Justiça do Trabalho: Em reuniões nos locais de trabalho, Sintrajufe/RS dialoga com colegas sobre alterações no PJe


17.Fevereiro.2020 - 16h13min

Na última sexta-feira, 14, o Sintrajufe/RS realizou duas reuniões com colegas da Justiça do Trabalho de Porto Alegre. As conversas, realizadas nas varas trabalhistas e no TRT4, tiveram como tema as alterações do Processo Judicial Eletrônico (PJe) realizadas durante o período de recesso.

 

 

Nas últimas semanas, o sindicato vem recebendo reclamações de diversos colegas a respeito das atualizações do PJe – o Rio Grande do Sul é um dos estados onde a nova versão está sendo testada. Conforme os relatos, as atualizações foram implementadas sem o treinamento necessário para servidores e servidoras e, além disso, têm gerado diversos problemas nos procedimentos de trabalho, com falhas técnicas que dificultam os registros e trâmites processuais. Para ouvir pessoalmente as demandas da categoria e buscar coletivamente soluções para os problemas enfrentados, o Sintrajufe/RS convocou as duas reuniões.

Nos dois momentos, estiveram presentes as diretoras Alessandra de Andrade, Cristina Viana e Mara Weber. A diretora Clarice Camargo também participou da reunião no TRT4. Os médicos Geraldo Azevedo e Rogério Dornelles, da assessoria de saúde do Sintrajufe/RS e a funcionária Fernanda Pontes, da secretaria de Saúde e Relações de Trabalho do sindicato, também participaram das duas reuniões.

Novos e velhos problemas

Entre as questões levantadas pelos e pelas colegas presentes, destacou-se a falta de preparação dos servidores para algumas das mudanças implementadas e os problemas que o próprio sistema tem enfrentado. Conforme os colegas, o sistema "não tem dinâmica", muitas vezes não roda com velocidade e gera reiteradas mensagens de erro. O aumento do número de cliques exigidos para dar andamento aos processos também foi criticado nas reuniões, assim como as constantes mudanças e atualizações, com versões intermediárias sendo implementadas sem aviso e treinamento: "em geral, se resolve um problema e se cria outro", lamentaram. Informaram, ainda, que os advogados ainda estão operando na versão antiga, de forma que servidores e servidoras muitas vezes precisam acessar essas versões que já não são as cotidianamente utilizadas.

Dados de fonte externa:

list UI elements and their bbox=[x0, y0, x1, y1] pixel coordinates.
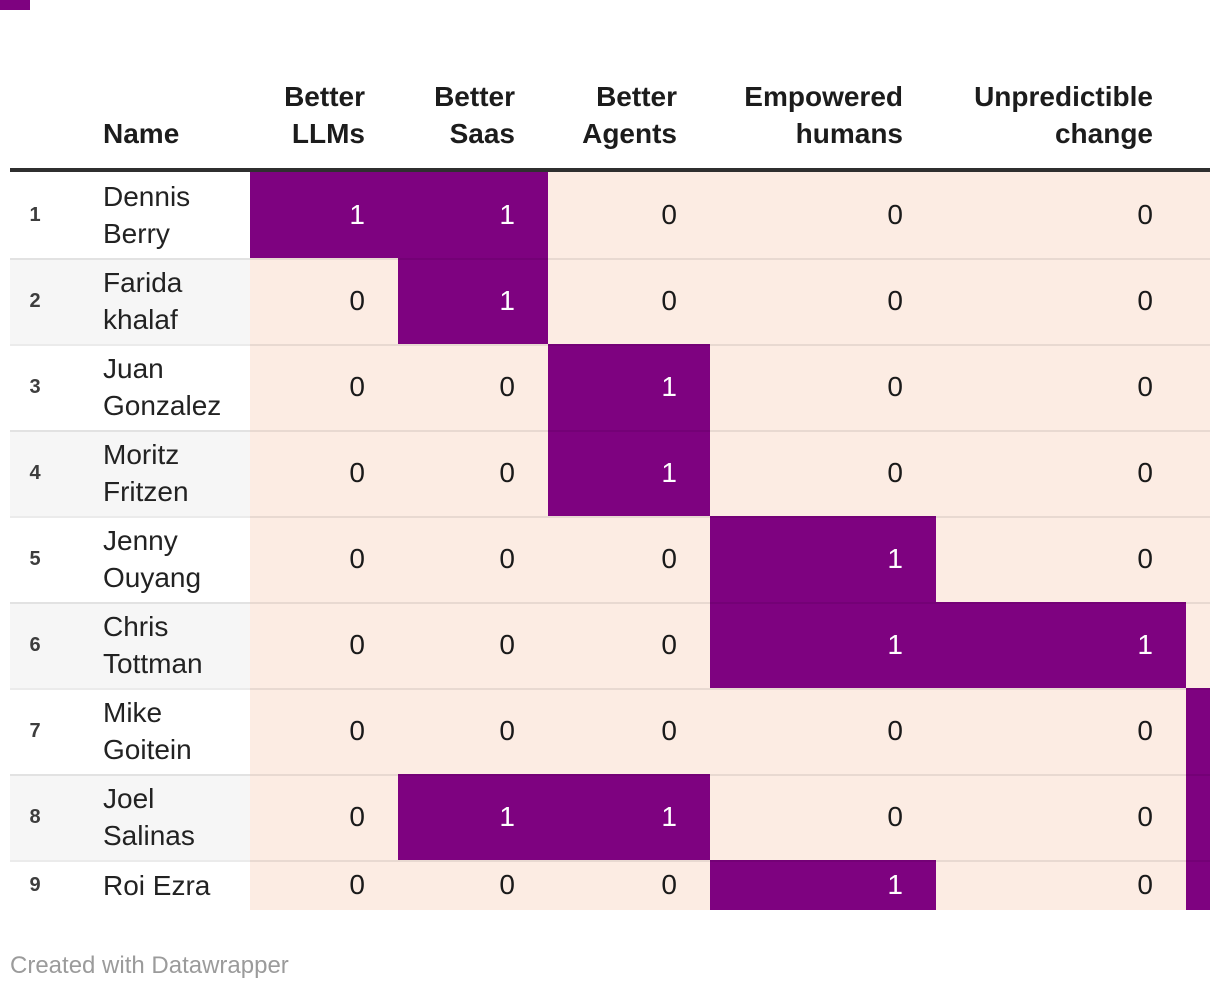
heatmap-table: Name Better LLMs Better Saas Better Agen… bbox=[10, 0, 1210, 910]
value-cell: 1 bbox=[398, 258, 548, 344]
value-cell: 0 bbox=[936, 344, 1186, 430]
value-cell: 0 bbox=[936, 430, 1186, 516]
row-index: 2 bbox=[10, 258, 60, 344]
value-cell: 0 bbox=[398, 430, 548, 516]
row-name: Dennis Berry bbox=[60, 172, 250, 258]
value-cell: 1 bbox=[548, 430, 710, 516]
value-cell: 0 bbox=[936, 516, 1186, 602]
row-index: 1 bbox=[10, 172, 60, 258]
row-index: 7 bbox=[10, 688, 60, 774]
clipped-value-cell bbox=[1186, 258, 1210, 344]
row-name: Mike Goitein bbox=[60, 688, 250, 774]
value-cell: 0 bbox=[548, 602, 710, 688]
value-cell: 0 bbox=[250, 602, 398, 688]
row-index: 3 bbox=[10, 344, 60, 430]
clipped-value-cell bbox=[1186, 172, 1210, 258]
value-cell: 1 bbox=[710, 516, 936, 602]
value-cell: 0 bbox=[250, 430, 398, 516]
clipped-value-cell bbox=[1186, 430, 1210, 516]
table-row: 7 Mike Goitein 0 0 0 0 0 bbox=[10, 688, 1210, 774]
value-cell: 0 bbox=[710, 258, 936, 344]
row-index: 9 bbox=[10, 860, 60, 910]
column-header-better-llms: Better LLMs bbox=[284, 81, 365, 149]
table-row: 2 Farida khalaf 0 1 0 0 0 bbox=[10, 258, 1210, 344]
value-cell: 1 bbox=[548, 344, 710, 430]
row-name: Jenny Ouyang bbox=[60, 516, 250, 602]
value-cell: 0 bbox=[548, 688, 710, 774]
clipped-value-cell bbox=[1186, 774, 1210, 860]
name-column-header: Name bbox=[103, 118, 180, 149]
row-name: Juan Gonzalez bbox=[60, 344, 250, 430]
clipped-value-cell bbox=[1186, 344, 1210, 430]
value-cell: 0 bbox=[548, 516, 710, 602]
column-header-empowered-humans: Empowered humans bbox=[744, 81, 903, 149]
value-cell: 0 bbox=[710, 172, 936, 258]
value-cell: 0 bbox=[710, 688, 936, 774]
table-row: 9 Roi Ezra 0 0 0 1 0 bbox=[10, 860, 1210, 910]
value-cell: 0 bbox=[250, 688, 398, 774]
header-rule bbox=[10, 168, 1210, 172]
value-cell: 0 bbox=[398, 344, 548, 430]
value-cell: 0 bbox=[936, 688, 1186, 774]
value-cell: 0 bbox=[548, 258, 710, 344]
table-row: 8 Joel Salinas 0 1 1 0 0 bbox=[10, 774, 1210, 860]
table-row: 5 Jenny Ouyang 0 0 0 1 0 bbox=[10, 516, 1210, 602]
value-cell: 1 bbox=[398, 172, 548, 258]
value-cell: 0 bbox=[398, 602, 548, 688]
row-name: Joel Salinas bbox=[60, 774, 250, 860]
clipped-value-cell bbox=[1186, 516, 1210, 602]
value-cell: 0 bbox=[710, 344, 936, 430]
table-row: 1 Dennis Berry 1 1 0 0 0 bbox=[10, 172, 1210, 258]
row-name: Moritz Fritzen bbox=[60, 430, 250, 516]
value-cell: 1 bbox=[250, 172, 398, 258]
value-cell: 0 bbox=[250, 516, 398, 602]
value-cell: 0 bbox=[398, 688, 548, 774]
value-cell: 1 bbox=[548, 774, 710, 860]
table-row: 6 Chris Tottman 0 0 0 1 1 bbox=[10, 602, 1210, 688]
datawrapper-credit-link[interactable]: Created with Datawrapper bbox=[10, 952, 289, 979]
clipped-value-cell bbox=[1186, 602, 1210, 688]
value-cell: 0 bbox=[548, 860, 710, 910]
value-cell: 0 bbox=[250, 860, 398, 910]
clipped-value-cell bbox=[1186, 860, 1210, 910]
row-index: 4 bbox=[10, 430, 60, 516]
value-cell: 0 bbox=[710, 774, 936, 860]
column-header-better-agents: Better Agents bbox=[582, 81, 677, 149]
value-cell: 0 bbox=[398, 860, 548, 910]
value-cell: 0 bbox=[548, 172, 710, 258]
row-index: 6 bbox=[10, 602, 60, 688]
column-header-better-saas: Better Saas bbox=[434, 81, 515, 149]
value-cell: 1 bbox=[398, 774, 548, 860]
table-row: 4 Moritz Fritzen 0 0 1 0 0 bbox=[10, 430, 1210, 516]
value-cell: 0 bbox=[936, 860, 1186, 910]
row-name: Chris Tottman bbox=[60, 602, 250, 688]
row-name: Farida khalaf bbox=[60, 258, 250, 344]
value-cell: 0 bbox=[710, 430, 936, 516]
table-row: 3 Juan Gonzalez 0 0 1 0 0 bbox=[10, 344, 1210, 430]
value-cell: 0 bbox=[936, 172, 1186, 258]
corner-accent-mark bbox=[0, 0, 30, 10]
value-cell: 1 bbox=[710, 602, 936, 688]
value-cell: 1 bbox=[936, 602, 1186, 688]
table-body: 1 Dennis Berry 1 1 0 0 0 2 Farida khalaf 0 1 0 0 0 3 Juan… bbox=[10, 172, 1210, 910]
clipped-value-cell bbox=[1186, 688, 1210, 774]
row-index: 8 bbox=[10, 774, 60, 860]
value-cell: 1 bbox=[710, 860, 936, 910]
row-name: Roi Ezra bbox=[60, 860, 250, 910]
value-cell: 0 bbox=[936, 774, 1186, 860]
value-cell: 0 bbox=[398, 516, 548, 602]
value-cell: 0 bbox=[250, 258, 398, 344]
row-index: 5 bbox=[10, 516, 60, 602]
value-cell: 0 bbox=[250, 774, 398, 860]
column-header-unpredictible-change: Unpredictible change bbox=[974, 81, 1153, 149]
value-cell: 0 bbox=[936, 258, 1186, 344]
table-header-row: Name Better LLMs Better Saas Better Agen… bbox=[10, 0, 1210, 168]
value-cell: 0 bbox=[250, 344, 398, 430]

Esse processo, destacaram, tem gerado estresse, já que servidores e servidoras não se sentem seguros com o sistema. Soma-se a isso a realidade de que cada vez mais tempo é passado em frente ao computador, com poucas ou sem pausas e com crescente quantidade de trabalho, causada, inclusive, pela falta de reposição de servidores. Segundo alguns relataram, há dias em que cada servidor chega a preparar 400 intimações.

Foi destacado, ainda, que o suporte e as decisões sobre o PJe dependem do Conselho Superior da Justiça do Trabalho (CSJT) e do Conselho Nacional de Justiça (CNJ). Uma colega que trabalha na área de informática informou, ainda, que estão sendo instaladas novas versões intermediárias, porque, de fato, o sistema veio com falhas. Ela explicou, ao mesmo tempo, que estas falhas estão sendo corrigidas, e sugeriu que as possíveis ações em torno do tema aguardem a estabilização do sistema, o que deve ocorrer no início de março.

Em 2013, alguns problemas do PJe já haviam sido levantados pelo Sintrajufe/RS e pedidos de providência haviam sido encaminhados ao CSJT e ao CNJ. Dos três pedidos feitos à época, um foi indeferido e outros dois ainda não receberam retorno.

Encaminhamentos

Em ambas as reuniões, os encaminhamentos propostos pela direção do Sintrajufe/RS, em conjunto com a assessoria de saúde, foram aprovados pelos servidores e servidoras presentes. Deliberou-se que será iniciada articulação com advogados, peritos e magistratura e, a seguir, buscada interlocução com a administração do TRT4 e também, nacionalmente, com o CSJT e o CNJ, via Fenajufe. Também ficou definido que os médicos e a direção do sindicato realizarão visitas aos locais de trabalho para ouvir mais colegas e acompanhar presencialmente alguns dos problemas que têm sido vivenciados em torno do tema, mapeando as dificuldades como forma de subsidiar a busca por soluções junto às administrações.